L’intelligenza
artificiale (AI) non rappresenta solo un progresso tecnologico, ma un terreno
di confronto globale. Dentro le sue infrastrutture — reti di calcolo, chip,
data center — si decide una quota fondamentale dell’equilibrio di
potere nel mondo. La sua evoluzione non segue un percorso semplice né
esclusivamente scientifico: è il risultato di intrecci complessi tra vite
umane, strategie nazionali e flussi di capitali. Ogni algoritmo prende forma in
un preciso contesto geopolitico e ogni progresso tecnologico produce una nuova
configurazione del potere.

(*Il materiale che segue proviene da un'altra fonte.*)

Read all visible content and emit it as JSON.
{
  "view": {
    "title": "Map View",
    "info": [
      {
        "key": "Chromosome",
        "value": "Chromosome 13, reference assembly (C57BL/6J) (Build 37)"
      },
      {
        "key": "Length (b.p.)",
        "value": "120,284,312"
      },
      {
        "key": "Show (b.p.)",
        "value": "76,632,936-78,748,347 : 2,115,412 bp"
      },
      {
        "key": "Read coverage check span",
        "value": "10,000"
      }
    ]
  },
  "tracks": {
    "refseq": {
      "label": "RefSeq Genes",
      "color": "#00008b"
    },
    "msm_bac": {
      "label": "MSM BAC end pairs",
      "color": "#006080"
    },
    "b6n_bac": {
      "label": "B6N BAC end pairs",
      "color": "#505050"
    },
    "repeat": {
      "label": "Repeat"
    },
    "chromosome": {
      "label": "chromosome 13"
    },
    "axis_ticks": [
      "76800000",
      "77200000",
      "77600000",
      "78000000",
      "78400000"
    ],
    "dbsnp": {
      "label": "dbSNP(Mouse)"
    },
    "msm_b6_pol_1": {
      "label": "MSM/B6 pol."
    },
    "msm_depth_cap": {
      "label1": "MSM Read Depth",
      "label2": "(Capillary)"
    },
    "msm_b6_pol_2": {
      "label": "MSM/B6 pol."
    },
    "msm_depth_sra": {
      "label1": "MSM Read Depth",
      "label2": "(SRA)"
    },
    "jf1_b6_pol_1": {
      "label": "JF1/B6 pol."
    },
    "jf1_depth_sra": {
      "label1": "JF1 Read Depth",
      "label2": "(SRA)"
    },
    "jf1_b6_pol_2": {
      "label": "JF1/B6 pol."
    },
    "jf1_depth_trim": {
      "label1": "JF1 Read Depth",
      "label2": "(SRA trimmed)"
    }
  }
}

Negli ultimi decenni, l’AI ha vissuto fasi di sviluppo
e momenti di stallo, periodi di grandi aspettative seguiti da improvvisi
rallentamenti. Questa ciclicità pone una questione essenziale: chi detiene
realmente il controllo sulle macchine capaci di apprendere? E, soprattutto, verso
quale fine viene indirizzato il loro apprendimento? Le risposte si intrecciano
con le logiche economiche e militari di alcune potenze mondiali, segnatamente Stati Uniti,
Cina e Taiwan. Gli Stati Uniti
detengono il fulcro dell’innovazione globale, grazie alla rete di università,
fondi di investimento e giganti tecnologici come NVIDIA, Google e Microsoft. La
Cina, al contrario, punta sull’AI come leva di controllo, di gestione politica
e di affermazione tecnologica. Taiwan, infine, costituisce la base concreta
dell’intero sistema: i suoi semiconduttori, prodotti da TSMC, sono gli elementi
fondamentali su cui si regge l’infrastruttura digitale mondiale. La potenza dell’AI scaturisce
dall’incontro tra ricerca scientifica e produzione industriale. Le GPU, le
unità di elaborazione grafica, sono ormai il cuore pulsante delle reti neurali
che formano i modelli linguistici e visivi. Ogni sistema intelligente richiede
ingenti quantità di energia, dati e risorse economiche. La vera competizione
non consiste più solo nello sviluppare algoritmi sempre più complessi, ma nel
mantenere e far funzionare l’intero apparato: impianti industriali, data
center, reti energetiche e catene logistiche mondiali. Chi detiene il
controllo della potenza di calcolo decide il passo dell’innovazione e, di
conseguenza, l’equilibrio globale. Si tratta di una nuova forma di deterrenza,
paragonabile a quella del possesso nucleare, ma fondata su transistor e
algoritmi. L’AI non è solo una questione di potere geopolitico: è anche un tema
culturale ed etico. Le macchine apprendono da ciò che siamo. In questo senso,
l’AI diventa lo specchio più autentico dell’umanità di oggi: riflette i suoi
desideri di grandezza, le sue disuguaglianze, il bisogno di controllo e il
timore di essere sorpassata dalle proprie stesse creazioni. L’umanità risponde a questa nuova realtà
oscillando tra due estremi. Da una parte c’è la fede quasi messianica in un
progresso senza limiti, in grado di sanare ogni male; dall’altra la paura
catastrofica di un’intelligenza destinata a rimpiazzarci. L’AI non è né una
divinità né una minaccia assoluta, ma un mezzo: può servire a liberare o a
soggiogare, a seconda dell’uso che se ne fa. Per questo motivo la questione etica dell’AI è
strettamente legata a quella della sovranità tecnologica. Non basta assicurare
un impiego corretto e responsabile degli algoritmi: occorre stabilire chi li
controlla, chi li finanzia e a quale fine vengono orientati. Ogni piattaforma
di AI incarna una precisa visione di società, più accentratrice, più
controllante o più partecipativa. L’AI ci costringe a interrogarci sul significato
stesso dell’essere umani in un tempo in cui l’intelligenza è divenuta una
risorsa strategica, economica e culturale. Se il Novecento è stato dominato
dall’energia, il nostro secolo è quello dell’informazione. Ma, proprio come
l’energia, anche l’intelligenza necessita di una guida: va gestita con
lucidità, misura e una prospettiva condivisa. Non si tratta di arrestare il
progresso, bensì di indirizzarlo. Perché non saranno le macchine a determinare
il nostro destino, ma le scelte che noi compiremo su come utilizzarle.